Le code de l'organisation judiciaire confie au Premier président et au Procureur général une mission d'inspection des juridictions de leur ressort. Ils doivent s'assurer de la bonne administration des juridictions et de l'expédition normale des affaires. J'ai exercé cette mission de contrôle de fonctionnement, notamment pour le tribunal de grande instance de Montargis et les quatre tribunaux pour enfants du ressort. Et je programme pour cette année - sauf si vous décidez de suivre la proposition du président de la République - le contrôle de fonctionnement des pôles sociaux, à la suite d'une réforme dont il est nécessaire de comprendre et de connaître les effets. L'idée est de s'assurer de l'efficience des organisations, du respect des règles de fonctionnement des tribunaux, de l'état des stocks. J'établis un rapport dans lequel j'édicte des recommandations, et que le transmets à l'Inspection générale de la justice pour la bonne information du garde des Sceaux

Plus généralement, j'entretiens des liens très étroits avec la profession, réglementée, d'avocat. Il s'agit d'échanger, au cours de relations régulières, de réunions, d'échanges de correspondance, pour passer en revue les pratiques professionnelles réciproques, assurer la bonne mise en oeuvre des réformes, comme la fusion des juridictions, la réforme du droit des peines, ou la réforme à venir du Code de justice pénale des mineurs. J'ai une longue habitude du dialogue avec cette profession, qui porte souvent un regard critique sur les réformes dont elle peut penser qu'elles vont fragiliser son exercice professionnel. Je vous parlerai plus tard des rapports du H3C avec la CNCC, qui n'ont pas toujours été très sereins.

Enfin, mes fonctions de Première présidente m'ont conduit à incarner une institution dans un territoire et à dialoguer avec les institutions et les élus - je pense notamment aux conseils régionaux et aux conseils départementaux.

La loi fixe dix missions au H3C. La première est de procéder à l'inscription des commissaires sur la liste.
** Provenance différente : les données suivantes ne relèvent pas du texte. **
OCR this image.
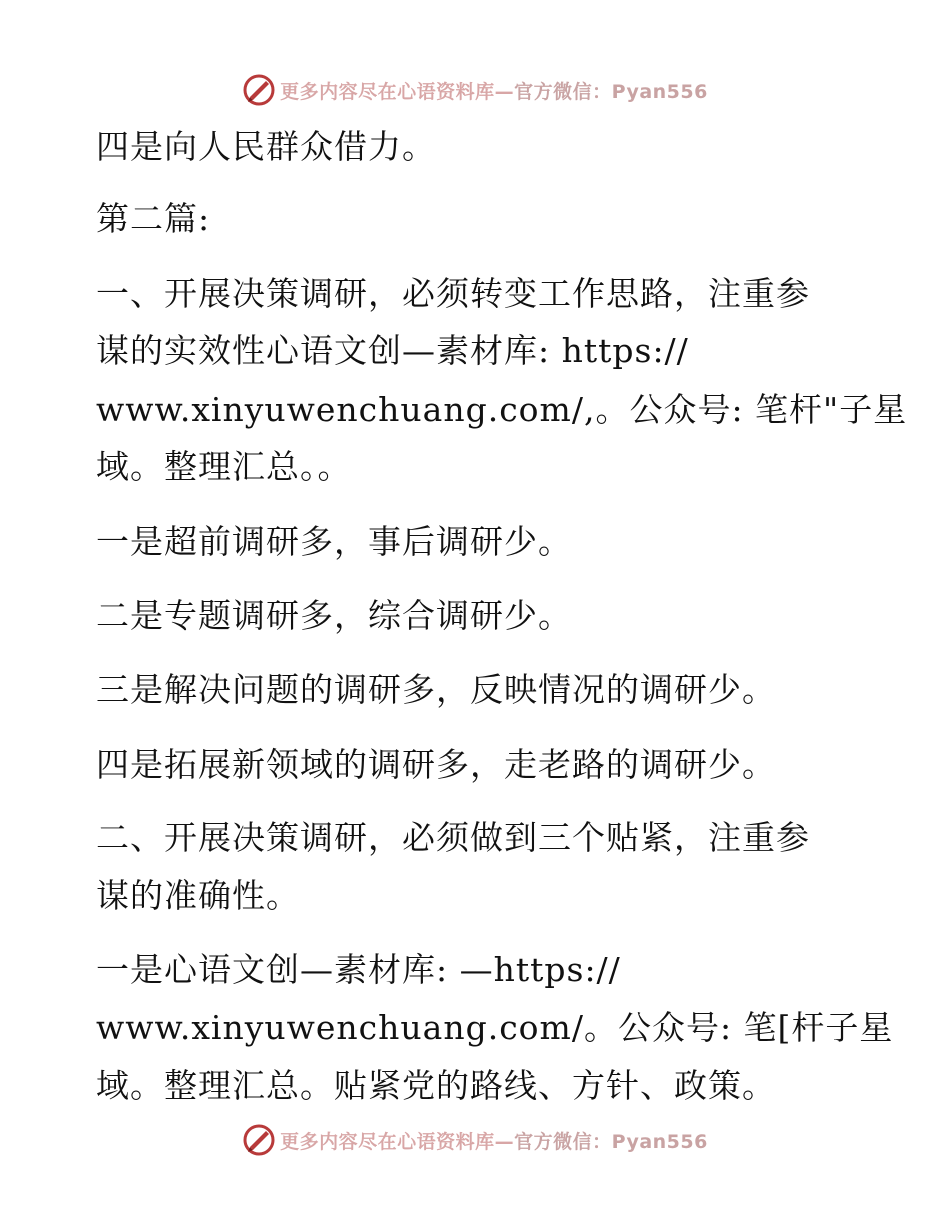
更多内容尽在心语资料库—官方微信：Pyan556
四是向人民群众借力。
第二篇:
一、开展决策调研，必须转变工作思路，注重参
谋的实效性心语文创—素材库: https://
www.xinyuwenchuang.com/,。公众号: 笔杆"子星
域。整理汇总。。
一是超前调研多，事后调研少。
二是专题调研多，综合调研少。
三是解决问题的调研多，反映情况的调研少。
四是拓展新领域的调研多，走老路的调研少。
二、开展决策调研，必须做到三个贴紧，注重参
谋的准确性。
一是心语文创—素材库: —https://
www.xinyuwenchuang.com/。公众号: 笔[杆子星
域。整理汇总。贴紧党的路线、方针、政策。
更多内容尽在心语资料库—官方微信：Pyan556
Ils sont 18 000 à être inscrits en France, mais seulement 12 000 cotisent réellement, car environ 6 000 n'ont pas de mandat. Ils sont souvent aussi à la fois commissaires aux comptes et experts-comptables. Avant la réforme européenne de l'audit, la liste était tenue par une commission établie au sein de chaque cour d'appel. Depuis, la compétence a été transférée au H3C, qui avait toutefois la possibilité de la déléguer à la CNCC. La Cour des comptes a rédigé en 2019 un rapport, qui n'a pas été publié. Sa préconisation était de reprendre ces attributions, puisque cela coûterait moins cher au H3C de le faire directement plutôt que de déléguer à la compagnie et de régler les factures. La décision a été prise fin 2020, dans l'espoir de ne dépenser plus que 600 000 euros pour cette activité au lieu des 1,3 million d'euros qu'elle a coûtés au H3C en 2019.